При тираже в 3000 экземпляров она уже давно стала библиографической редкостью. Так что настоящее издание — долгожданный подарок всем ценителям ее творчества.

С голоса, стихотворение воспринимать труднее, чем с листа: меньше можно вложить своего содержания, труднее пережить стих независимо от поэта — как отклик поэзии на себя. Но голос поэта — ключ. В нем смысловая насыщенность поэтической речи, которая непосредственно исходит из ритма. Ритм — то, что выплескивает смысл в форму стихотворения.

Голос — не просто индивидуальная интерпретация прочтения, но звуковое изображение раковины и вместе с ней создавшего ее океана. Океана сущего до всяких слов и смыслов — океана Слова.

Ольга Седакова — поэт, сознательно живущий в тишине. Стихи она читает — как вода льется: не звонкая вода лесного ручья и не громкая — водопада или бурной реки, но такая, что бывает в озере. Прозрачная, всей глубиной отражающая высоту, тихая вода зеркала. Или фонтана — дерева, бесшумно погруженного в свой круговорот. Вода такая зачаровывает, окунает в себя уже одним ритмом своего звучания.

“И когда плавающее и необъятное, слабое и огромное, как облако цветочной пыли, явление вдруг складывает крылья, вроде бабочки, и садится, становясь, например, “сундуком” или “зимой”, — и оставляет за собой возможность раскрыть совсем другие крылья, чем только что сложило, и улететь и назваться иначе или вообще никак — этот момент вызывает восторг, какого уже никогда не доставит торжество добра над злом, скажем. Это исключительно познавательная этика, если только за “познанием” мы сохраним значение приобщения к какому-то единственному, животворящему, чудесному смыслу; к тому же с условием, что приобщение это спускается сверху, а не добывается силой”9 — пишет О. Седакова о “предмете” поэзии любимых ею В. Хлебников а, Р. Рильке и Б. Пастернака. Это в полной мере относится и к ней самой.

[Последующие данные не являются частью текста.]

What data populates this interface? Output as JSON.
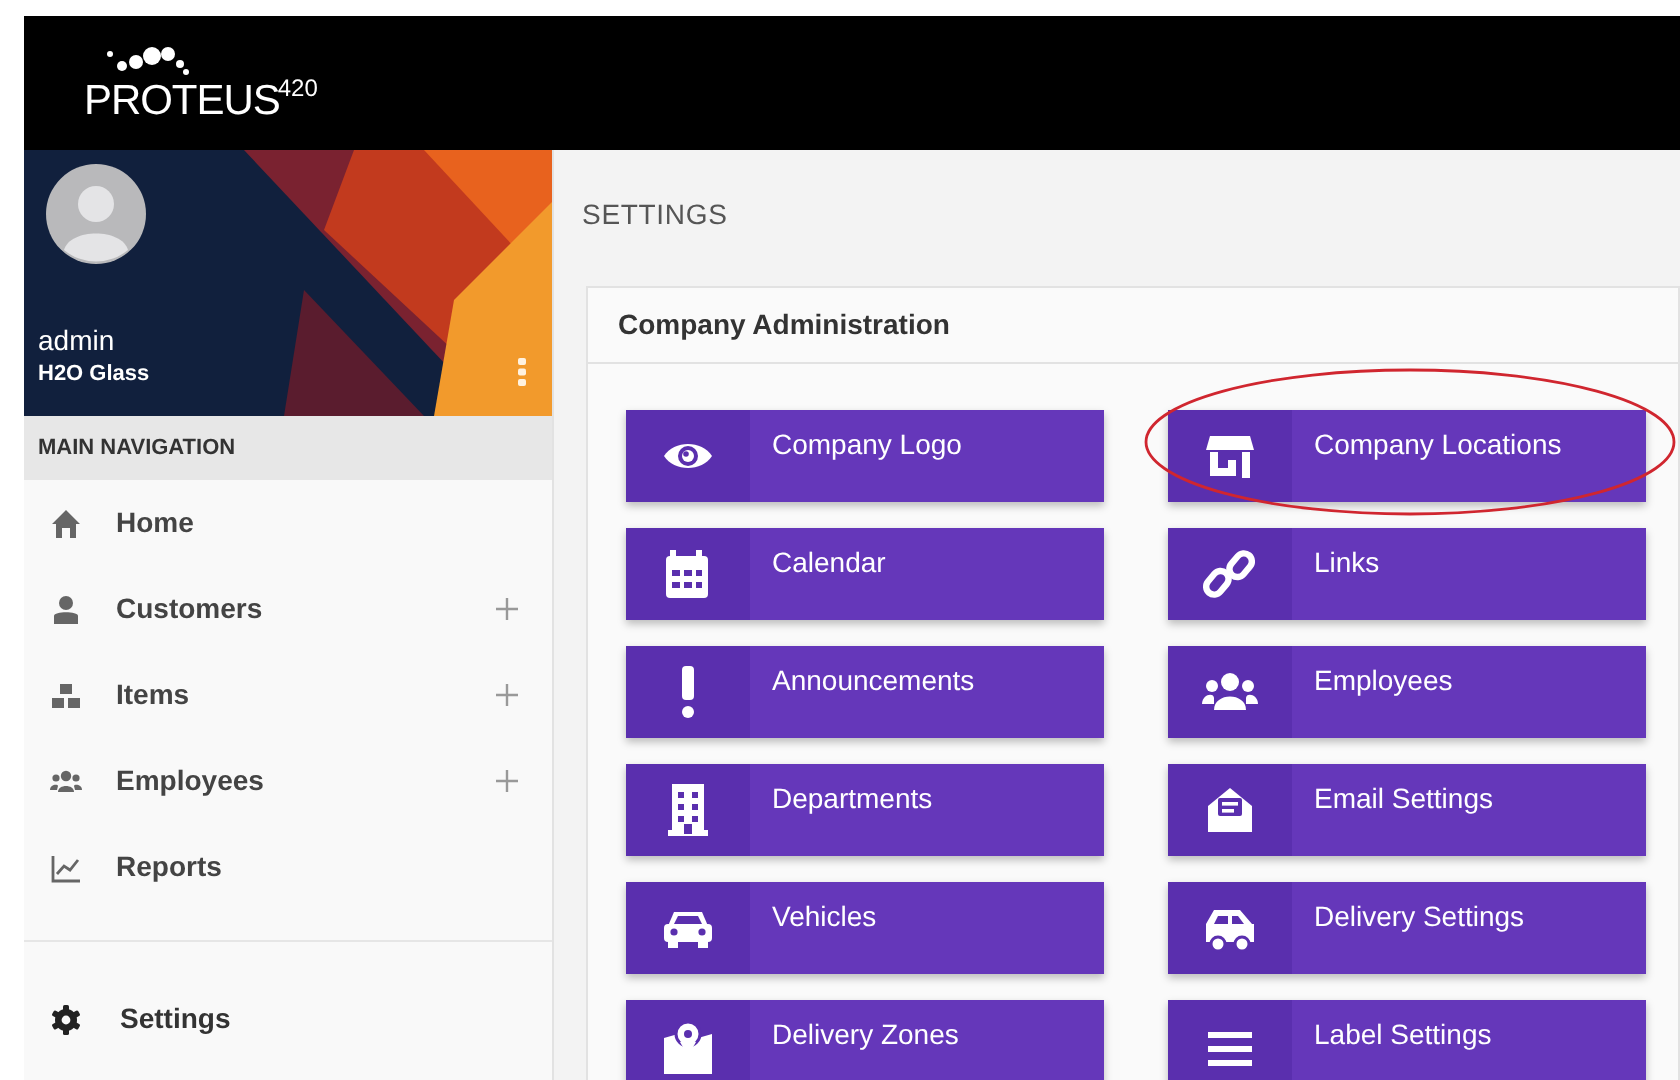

Ключевым понятием для поэта в его отношениях с миром является метаморфоза, благодаря которой все здешнее смещается в потустороннее, при этом мир открывается как явление для “той” и “этой” стороны общего Истока. Эта “пластичность” мира, податливость в отношении изменения — многообразность, с которой Исток проявляет себя в нем, роднит его с водой, извечным символом не только мира, но и всякого превращения.

Вода (как и квази-бабочка Явления) — то, что присутствует как постоянная тема во всех (или почти во всех) стихах О. Седаковой. Она — глубина, источник всяких метаморфоз, жизнь, погруженная в созерцание — зеркало. Последнее — не знак замкнутого пространства, но напротив — пространства разомкнутого, такого, в которое человек и мир на определенном уровне включены всем своим существо

                                        Я тоже из тех, кому больше не надо,
                                        и буду стоять, пропадая из глаз,
                                        стеклянной террасой из темного сада,
                                        любуясь, как дождь, обливающий нас,
                                        как полная сердца живая ограда
                                        у стекол, пока еще свет не погас.

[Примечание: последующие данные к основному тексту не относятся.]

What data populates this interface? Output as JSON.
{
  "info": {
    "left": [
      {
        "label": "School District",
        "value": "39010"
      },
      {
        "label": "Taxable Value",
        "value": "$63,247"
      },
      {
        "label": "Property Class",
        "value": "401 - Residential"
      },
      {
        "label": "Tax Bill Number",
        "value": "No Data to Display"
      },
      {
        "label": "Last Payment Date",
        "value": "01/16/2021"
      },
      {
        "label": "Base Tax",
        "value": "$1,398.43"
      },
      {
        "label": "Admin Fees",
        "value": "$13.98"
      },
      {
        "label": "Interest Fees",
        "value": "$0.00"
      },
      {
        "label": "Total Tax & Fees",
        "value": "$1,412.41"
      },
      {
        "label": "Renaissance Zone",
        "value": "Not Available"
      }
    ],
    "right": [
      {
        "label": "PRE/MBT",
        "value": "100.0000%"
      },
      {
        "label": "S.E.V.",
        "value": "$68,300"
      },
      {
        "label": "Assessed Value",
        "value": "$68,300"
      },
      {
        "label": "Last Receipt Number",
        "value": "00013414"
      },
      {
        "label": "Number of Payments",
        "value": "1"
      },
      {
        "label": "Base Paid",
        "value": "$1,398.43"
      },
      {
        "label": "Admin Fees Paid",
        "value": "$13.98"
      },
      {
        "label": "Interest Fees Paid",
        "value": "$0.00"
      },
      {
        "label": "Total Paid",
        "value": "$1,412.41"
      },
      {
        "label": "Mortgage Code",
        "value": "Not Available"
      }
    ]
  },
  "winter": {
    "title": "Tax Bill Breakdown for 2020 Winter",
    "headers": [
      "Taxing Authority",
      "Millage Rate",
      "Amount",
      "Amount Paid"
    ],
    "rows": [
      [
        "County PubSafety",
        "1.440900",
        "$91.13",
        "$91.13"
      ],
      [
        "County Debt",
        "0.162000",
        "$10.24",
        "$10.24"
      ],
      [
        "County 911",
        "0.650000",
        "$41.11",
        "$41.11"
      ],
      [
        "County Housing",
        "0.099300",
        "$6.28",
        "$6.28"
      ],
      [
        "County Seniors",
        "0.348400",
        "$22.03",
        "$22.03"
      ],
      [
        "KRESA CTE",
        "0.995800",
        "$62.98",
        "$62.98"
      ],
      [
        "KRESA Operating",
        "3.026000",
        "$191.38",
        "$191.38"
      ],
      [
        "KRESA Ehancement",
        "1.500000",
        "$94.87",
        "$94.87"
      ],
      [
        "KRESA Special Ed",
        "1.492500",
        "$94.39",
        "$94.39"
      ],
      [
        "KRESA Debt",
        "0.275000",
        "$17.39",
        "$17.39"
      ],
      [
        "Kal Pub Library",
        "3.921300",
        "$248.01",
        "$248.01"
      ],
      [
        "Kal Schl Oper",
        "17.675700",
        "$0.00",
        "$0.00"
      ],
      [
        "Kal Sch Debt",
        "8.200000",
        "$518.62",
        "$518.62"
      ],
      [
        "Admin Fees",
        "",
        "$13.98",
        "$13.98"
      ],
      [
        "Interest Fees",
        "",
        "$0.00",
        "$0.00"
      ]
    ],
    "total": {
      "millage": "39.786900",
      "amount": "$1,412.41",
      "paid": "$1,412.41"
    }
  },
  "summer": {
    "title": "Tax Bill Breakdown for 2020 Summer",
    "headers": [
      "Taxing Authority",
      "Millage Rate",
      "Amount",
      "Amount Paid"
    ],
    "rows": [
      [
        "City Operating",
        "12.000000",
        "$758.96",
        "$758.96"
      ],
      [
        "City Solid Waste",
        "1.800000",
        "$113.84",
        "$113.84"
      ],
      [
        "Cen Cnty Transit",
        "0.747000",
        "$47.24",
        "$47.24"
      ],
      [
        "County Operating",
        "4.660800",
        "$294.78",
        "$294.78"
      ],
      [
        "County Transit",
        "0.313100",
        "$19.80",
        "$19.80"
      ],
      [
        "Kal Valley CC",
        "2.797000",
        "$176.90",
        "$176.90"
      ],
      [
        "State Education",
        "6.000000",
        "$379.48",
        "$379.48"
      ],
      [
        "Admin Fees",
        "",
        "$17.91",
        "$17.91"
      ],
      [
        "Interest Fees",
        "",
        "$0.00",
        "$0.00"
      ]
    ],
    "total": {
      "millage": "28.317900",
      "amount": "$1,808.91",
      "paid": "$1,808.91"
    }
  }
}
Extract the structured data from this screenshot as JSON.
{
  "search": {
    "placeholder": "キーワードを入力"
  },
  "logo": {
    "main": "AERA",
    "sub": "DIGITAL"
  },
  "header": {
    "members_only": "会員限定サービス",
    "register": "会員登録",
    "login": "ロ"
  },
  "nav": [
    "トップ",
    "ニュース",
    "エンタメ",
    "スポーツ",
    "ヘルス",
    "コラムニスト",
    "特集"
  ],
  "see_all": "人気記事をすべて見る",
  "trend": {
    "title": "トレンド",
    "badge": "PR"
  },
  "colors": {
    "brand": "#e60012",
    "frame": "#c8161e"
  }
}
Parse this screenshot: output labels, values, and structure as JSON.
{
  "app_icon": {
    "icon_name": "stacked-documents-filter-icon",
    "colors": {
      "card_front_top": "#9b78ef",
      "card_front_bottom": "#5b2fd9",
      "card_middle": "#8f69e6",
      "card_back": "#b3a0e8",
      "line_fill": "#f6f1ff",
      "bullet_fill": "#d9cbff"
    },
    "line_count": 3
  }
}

                                       Ограда прощания и поминанья,
                                       целебная ткань, облепившая знанье.
                                       И кто-то кивает, к окну подойдя,
                                       лицу сновиденья, смущенья, дождя.10  

Здесь нельзя не вспомнить о Психее, о ее склонности к воплощению и перевоплощению. Наконец, о чаше — водной бездне, которая вдохновляемая Духом Святым поет на разные голоса. Голоса стихий и вещей.

С водой, глядящею сквозь лица и вещи глубину, О. Седакову роднит еще и ее свойство опрозрачнивать изнутри любую форму. Вливаться во все и превращать камень в стеклянный сосуд явностью своего присутствия:

                                        С нежностью и глубиной —
                                        ибо только нежность глубока
                                        только глубина обладает нежностью —
                                        в тысяче лиц я узнаю,
                                        кто ее видел, на кого поглядел
                                        из каменных вещей, как из стеклянных,
                                        нежная глубина и глубокая нежность.11

 Глубина точит форму изнутри, она “нежная”. Все, что приходит извне — напор, насилие, то, что заставляет сердце закрыться. “Глубокую нежность” испытывает человек, став “стеклянным”, открытым водной бездне в себе — прозрачным для мира — другого всплеска бездны. Глубина — то, что позволяет раскрыться внутреннему пространству во вне и видеть других, в ком глубина со всей присущей ей нежностью свершила ту же работу.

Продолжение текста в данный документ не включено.